The auditions were held at the gorgeous (and relatively easy-to-find-parking-near) Athenaeaum Theater. There was a sign-in table with a friendly note attached, kindly pointing out in various ways how happy the producers are to have us there and that we should not be nervous.
There were other moms waiting to tell their stories. One had a sick baby in her arms, the little one obviously feverish and unhappy, her head resting on her mama’s shoulders. “I figure if anyone is going to understand having a child in my arms, it’s here,” her mother explained. She was shifting her weight side to side, gently rocking her daughter in that timeless oceanic movement we have when holding babies, a motion no one teaches us, but one that seems to rise up from the earth or our feet and hips.
It was her first time auditioning for the show, she told me.
“Mine, too,” said another mom.
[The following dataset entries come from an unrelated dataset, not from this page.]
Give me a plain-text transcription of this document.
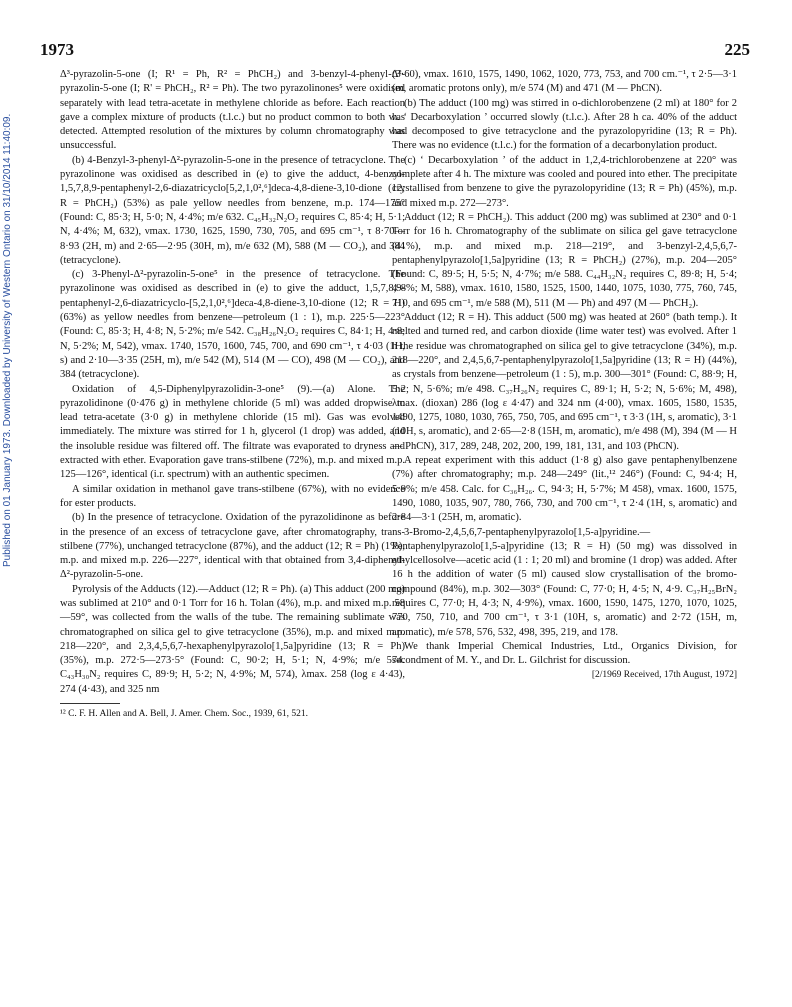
1973	225
Published on 01 January 1973. Downloaded by University of Western Ontario on 31/10/2014 11:40:09.

Δ³-pyrazolin-5-one (I; R¹ = Ph, R² = PhCH₂) and 3-benzyl-4-phenyl-Δ²-pyrazolin-5-one (I; R' = PhCH₂, R² = Ph). The two pyrazolinones⁵ were oxidised separately with lead tetra-acetate in methylene chloride as before. Each reaction gave a complex mixture of products (t.l.c.) but no product common to both was detected. Attempted resolution of the mixtures by column chromatography was unsuccessful.

(b) 4-Benzyl-3-phenyl-Δ²-pyrazolin-5-one in the presence of tetracyclone. The pyrazolinone was oxidised as described in (e) to give the adduct, 4-benzyl-1,5,7,8,9-pentaphenyl-2,6-diazatricyclo[5,2,1,0²,⁶]deca-4,8-diene-3,10-dione (12; R = PhCH₂) (53%) as pale yellow needles from benzene, m.p. 174—175° (Found: C, 85·3; H, 5·0; N, 4·4%; m/e 632. C₄₅H₃₂N₂O₂ requires C, 85·4; H, 5·1; N, 4·4%; M, 632), νmax. 1730, 1625, 1590, 730, 705, and 695 cm⁻¹, τ 8·70—8·93 (2H, m) and 2·65—2·95 (30H, m), m/e 632 (M), 588 (M — CO₂), and 384 (tetracyclone).

(c) 3-Phenyl-Δ²-pyrazolin-5-one⁵ in the presence of tetracyclone. The pyrazolinone was oxidised as described in (e) to give the adduct, 1,5,7,8,9-pentaphenyl-2,6-diazatricyclo-[5,2,1,0²,⁶]deca-4,8-diene-3,10-dione (12; R = H) (63%) as yellow needles from benzene—petroleum (1 : 1), m.p. 225·5—223° (Found: C, 85·3; H, 4·8; N, 5·2%; m/e 542. C₃₈H₂₆N₂O₂ requires C, 84·1; H, 4·8; N, 5·2%; M, 542), νmax. 1740, 1570, 1600, 745, 700, and 690 cm⁻¹, τ 4·03 (1H, s) and 2·10—3·35 (25H, m), m/e 542 (M), 514 (M — CO), 498 (M — CO₂), and 384 (tetracyclone).

Oxidation of 4,5-Diphenylpyrazolidin-3-one⁵ (9).—(a) Alone. The pyrazolidinone (0·476 g) in methylene chloride (5 ml) was added dropwise to lead tetra-acetate (3·0 g) in methylene chloride (15 ml). Gas was evolved immediately. The mixture was stirred for 1 h, glycerol (1 drop) was added, and the insoluble residue was filtered off. The filtrate was evaporated to dryness and extracted with ether. Evaporation gave trans-stilbene (72%), m.p. and mixed m.p. 125—126°, identical (i.r. spectrum) with an authentic specimen.

A similar oxidation in methanol gave trans-stilbene (67%), with no evidence for ester products.

(b) In the presence of tetracyclone. Oxidation of the pyrazolidinone as before in the presence of an excess of tetracyclone gave, after chromatography, trans-stilbene (77%), unchanged tetracyclone (87%), and the adduct (12; R = Ph) (1%), m.p. and mixed m.p. 226—227°, identical with that obtained from 3,4-diphenyl-Δ²-pyrazolin-5-one.

Pyrolysis of the Adducts (12).—Adduct (12; R = Ph). (a) This adduct (200 mg) was sublimed at 210° and 0·1 Torr for 16 h. Tolan (4%), m.p. and mixed m.p. 58—59°, was collected from the walls of the tube. The remaining sublimate was chromatographed on silica gel to give tetracyclone (35%), m.p. and mixed m.p. 218—220°, and 2,3,4,5,6,7-hexaphenylpyrazolo[1,5a]pyridine (13; R = Ph) (35%), m.p. 272·5—273·5° (Found: C, 90·2; H, 5·1; N, 4·9%; m/e 574. C₄₃H₃₀N₂ requires C, 89·9; H, 5·2; N, 4·9%; M, 574), λmax. 258 (log ε 4·43), 274 (4·43), and 325 nm

¹² C. F. H. Allen and A. Bell, J. Amer. Chem. Soc., 1939, 61, 521.

(3·60), νmax. 1610, 1575, 1490, 1062, 1020, 773, 753, and 700 cm.⁻¹, τ 2·5—3·1 (m, aromatic protons only), m/e 574 (M) and 471 (M — PhCN).

(b) The adduct (100 mg) was stirred in o-dichlorobenzene (2 ml) at 180° for 2 h. ‘ Decarboxylation ’ occurred slowly (t.l.c.). After 28 h ca. 40% of the adduct had decomposed to give tetracyclone and the pyrazolopyridine (13; R = Ph). There was no evidence (t.l.c.) for the formation of a decarbonylation product.

(c) ‘ Decarboxylation ’ of the adduct in 1,2,4-trichlorobenzene at 220° was complete after 4 h. The mixture was cooled and poured into ether. The precipitate crystallised from benzene to give the pyrazolopyridine (13; R = Ph) (45%), m.p. and mixed m.p. 272—273°.

Adduct (12; R = PhCH₂). This adduct (200 mg) was sublimed at 230° and 0·1 Torr for 16 h. Chromatography of the sublimate on silica gel gave tetracyclone (41%), m.p. and mixed m.p. 218—219°, and 3-benzyl-2,4,5,6,7-pentaphenylpyrazolo[1,5a]pyridine (13; R = PhCH₂) (27%), m.p. 204—205° (Found: C, 89·5; H, 5·5; N, 4·7%; m/e 588. C₄₄H₃₂N₂ requires C, 89·8; H, 5·4; 4·8%; M, 588), νmax. 1610, 1580, 1525, 1500, 1440, 1075, 1030, 775, 760, 745, 710, and 695 cm⁻¹, m/e 588 (M), 511 (M — Ph) and 497 (M — PhCH₂).

Adduct (12; R = H). This adduct (500 mg) was heated at 260° (bath temp.). It melted and turned red, and carbon dioxide (lime water test) was evolved. After 1 h the residue was chromatographed on silica gel to give tetracyclone (34%), m.p. 218—220°, and 2,4,5,6,7-pentaphenylpyrazolo[1,5a]pyridine (13; R = H) (44%), as crystals from benzene—petroleum (1 : 5), m.p. 300—301° (Found: C, 88·9; H, 5·2; N, 5·6%; m/e 498. C₃₇H₂₆N₂ requires C, 89·1; H, 5·2; N, 5·6%; M, 498), λmax. (dioxan) 286 (log ε 4·47) and 324 nm (4·00), νmax. 1605, 1580, 1535, 1490, 1275, 1080, 1030, 765, 750, 705, and 695 cm⁻¹, τ 3·3 (1H, s, aromatic), 3·1 (10H, s, aromatic), and 2·65—2·8 (15H, m, aromatic), m/e 498 (M), 394 (M — H — PhCN), 317, 289, 248, 202, 200, 199, 181, 131, and 103 (PhCN).

A repeat experiment with this adduct (1·8 g) also gave pentaphenylbenzene (7%) after chromatography; m.p. 248—249° (lit.,¹² 246°) (Found: C, 94·4; H, 5·9%; m/e 458. Calc. for C₃₆H₂₆. C, 94·3; H, 5·7%; M 458), νmax. 1600, 1575, 1490, 1080, 1035, 907, 780, 766, 730, and 700 cm⁻¹, τ 2·4 (1H, s, aromatic) and 2·84—3·1 (25H, m, aromatic).

3-Bromo-2,4,5,6,7-pentaphenylpyrazolo[1,5-a]pyridine.—Pentaphenylpyrazolo[1,5-a]pyridine (13; R = H) (50 mg) was dissolved in ethylcellosolve—acetic acid (1 : 1; 20 ml) and bromine (1 drop) was added. After 16 h the addition of water (5 ml) caused slow crystallisation of the bromo-compound (84%), m.p. 302—303° (Found: C, 77·0; H, 4·5; N, 4·9. C₃₇H₂₅BrN₂ requires C, 77·0; H, 4·3; N, 4·9%), νmax. 1600, 1590, 1475, 1270, 1070, 1025, 770, 750, 710, and 700 cm⁻¹, τ 3·1 (10H, s, aromatic) and 2·72 (15H, m, aromatic), m/e 578, 576, 532, 498, 395, 219, and 178.

We thank Imperial Chemical Industries, Ltd., Organics Division, for secondment of M. Y., and Dr. L. Gilchrist for discussion.

[2/1969 Received, 17th August, 1972]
She wondered what she was doing there. She’d written her piece as a way to process her grief over recently losing her own mother. She assumed she was going to cry during her reading. She talked about how hard that was, that she’s had to be a rock for her whole family during this whole time, and “I’m really just a marshmallow,” she said.
“You got this,” I told her, when she went in to read.
“I don’t have any tissues,” she smiled back at me. Bold and afraid, like everyone else coming in and out of that room.
A third mom came out from her audition and spoke with us and the mom holding the baby. She was dabbing tears. “I did it!” she cried, even though she had no idea who we were. “I made it to the end before crying, too!”
We congratulated her, as she did to me when I finished. She’d waited for me. We’d only just met, and in that instant we were each other’s greatest cheerleaders.
I thought about all the infantilising, dismissive comments about “Mommy Bloggers” and “Mommy Wars,” and too-often expressed opinions that those of us who have the awesome responsibility of motherhood are both silly and self-important, vain and shallow.
And to them I say, you’re not listening to our stories.
And to my fellow moms, I say we need to tell our stories — the ones of struggle and triumph and insecurity and identity…the ones that lie under all those other stories we tell a little more readily.
I only met and spoke with these women, these glorious mothers, for maybe five or ten minutes. That’s it. And it made my heart race just as quickly as the thought of auditioning, but in a way that reverberated and echoed through me. Through generations. Through time.
Because there was no bullshit, no competition. Just honesty. Raw emotion. Slivers of connection and recognition in a large city where we are ripping ourselves open every day needing to be heard.